Genauso  wie die großen Nutztiere im Stall sollten auch die kleinsten landwirtschaftlichen Helfer artgerecht gehalten werden. Sie brauchen Wärme, Wasser, Luft und Futter. Das alles bietet ihnen Humus - fein zersetzte organische Substanz. "Aber Humus ist kein Endprodukt, Humus ist ein ständiger Prozess", betont der Bodenexperte. Bei Wärme läuft er schneller ab, bei hoher Bodenfeuchte auch. Beim Humus unterscheidet der Profi zwei Arten: Nährhumus, der für die kurzfristige Ernährung der wachsenden Pflanze verantwortlich ist, und der tiefer liegende Dauerhumus, der vor allem langfristig die Bodenstruktur beeinflusst und Nährstoffe speichert. Dabei kann er nicht nur das Fünffache seines Gewichts an Wasser aufnehmen, er ist auch ein hervorragender Kohlenstoffsammler und so eine Antwort auf den Klimawandel. Sinkt der Vorrat an organischem Kohlenstoff im Boden, wird das Treibhausgas Kohlendioxid (CO2) freigesetzt, nimmt der Vorrat zu, wird CO2-Kohlenstoff gebunden.

Somit sind Humusaufbau und sorgfältige Bodenpflege die wichtigsten Aufgaben von Landwirt*innen, um dem Klimawandel entgegenzuwirken und gleichzeitig die Bodenfruchtbarkeit zu erhöhen.

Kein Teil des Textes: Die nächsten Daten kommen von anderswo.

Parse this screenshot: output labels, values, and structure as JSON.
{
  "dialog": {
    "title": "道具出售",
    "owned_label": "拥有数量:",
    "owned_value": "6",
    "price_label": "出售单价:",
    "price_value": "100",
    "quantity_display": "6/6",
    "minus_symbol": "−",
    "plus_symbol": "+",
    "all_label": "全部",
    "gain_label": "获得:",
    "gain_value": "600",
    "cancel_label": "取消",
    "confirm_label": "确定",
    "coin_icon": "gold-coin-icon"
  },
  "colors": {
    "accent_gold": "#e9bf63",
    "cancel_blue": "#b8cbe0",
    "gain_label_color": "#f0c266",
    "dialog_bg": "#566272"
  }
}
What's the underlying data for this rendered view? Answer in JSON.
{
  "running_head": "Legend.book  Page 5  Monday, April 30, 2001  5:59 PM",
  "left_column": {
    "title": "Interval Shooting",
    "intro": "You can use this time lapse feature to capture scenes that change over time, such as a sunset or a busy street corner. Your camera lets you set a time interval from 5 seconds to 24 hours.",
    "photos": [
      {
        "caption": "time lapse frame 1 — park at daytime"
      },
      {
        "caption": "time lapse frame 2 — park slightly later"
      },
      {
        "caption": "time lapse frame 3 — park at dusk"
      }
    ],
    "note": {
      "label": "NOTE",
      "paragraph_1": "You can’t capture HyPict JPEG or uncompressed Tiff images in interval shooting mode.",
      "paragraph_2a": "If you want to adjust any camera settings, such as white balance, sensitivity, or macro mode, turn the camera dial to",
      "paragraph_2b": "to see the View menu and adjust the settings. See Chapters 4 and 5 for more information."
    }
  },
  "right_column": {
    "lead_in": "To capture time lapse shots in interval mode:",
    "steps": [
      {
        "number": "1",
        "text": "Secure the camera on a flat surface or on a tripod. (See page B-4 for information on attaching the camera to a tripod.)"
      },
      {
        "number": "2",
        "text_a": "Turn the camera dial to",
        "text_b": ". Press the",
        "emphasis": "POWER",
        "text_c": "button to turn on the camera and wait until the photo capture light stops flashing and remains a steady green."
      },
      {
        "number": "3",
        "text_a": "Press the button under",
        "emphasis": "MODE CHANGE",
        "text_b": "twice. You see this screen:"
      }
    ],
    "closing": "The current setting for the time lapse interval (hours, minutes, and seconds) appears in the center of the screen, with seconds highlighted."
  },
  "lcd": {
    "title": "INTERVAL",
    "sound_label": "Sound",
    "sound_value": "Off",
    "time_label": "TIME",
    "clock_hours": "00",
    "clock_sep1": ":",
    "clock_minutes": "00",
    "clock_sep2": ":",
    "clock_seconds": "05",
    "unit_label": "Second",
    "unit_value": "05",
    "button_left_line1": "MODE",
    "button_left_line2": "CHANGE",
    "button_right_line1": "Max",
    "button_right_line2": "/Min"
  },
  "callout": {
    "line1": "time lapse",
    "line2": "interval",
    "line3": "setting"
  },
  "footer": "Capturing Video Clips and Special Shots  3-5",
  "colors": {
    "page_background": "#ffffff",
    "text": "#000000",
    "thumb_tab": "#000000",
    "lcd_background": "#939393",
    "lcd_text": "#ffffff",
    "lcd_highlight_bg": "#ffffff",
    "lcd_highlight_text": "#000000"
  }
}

Wie erkennt man gesunden Boden?

Drei Sinne und einen Spaten braucht es, um die Qualität eines Bodens zu prüfen. Dabei ist jeder Boden so individuell wie der menschliche Fingerabdruck. Möglichst oft sollte sich ein*e Landwirt*in den Boden mittels einer Spatenprobe anschauen. Dabei wird ein melonengroßes Stück aus der Erde gestochen und genau betrachtet:
Riechen: Direkt nach dem Abstich wird die Probe beschnuppert. Sie sollte nach frisch geernteter Karotte oder nach Kartoffelkeller riechen.
Sehen: Welche Farbe hat der Boden? Wie ist sein Farbverlauf? Ein sehr dunkler, fast schwarzer Boden weist hohen Humusgehalt auf und sollte möglichst tief reichen. Die Probe sollte gut und fein durchwurzelt sein. Und es gilt: Je mehr Regenwürmer, desto mehr Mikrobiologie steckt im Boden.   
Tasten: Einen ersten Eindruck vom Zustand des Bodens kann ein Barfuß-Spaziergang geben. Der Boden sollte leicht federn und eine offene Struktur haben, dann ist er schön locker. Die Spatenprobe sollte nicht zu locker, nicht zu fest sein und bei leichtem Druck in runde Krümel zerfallen.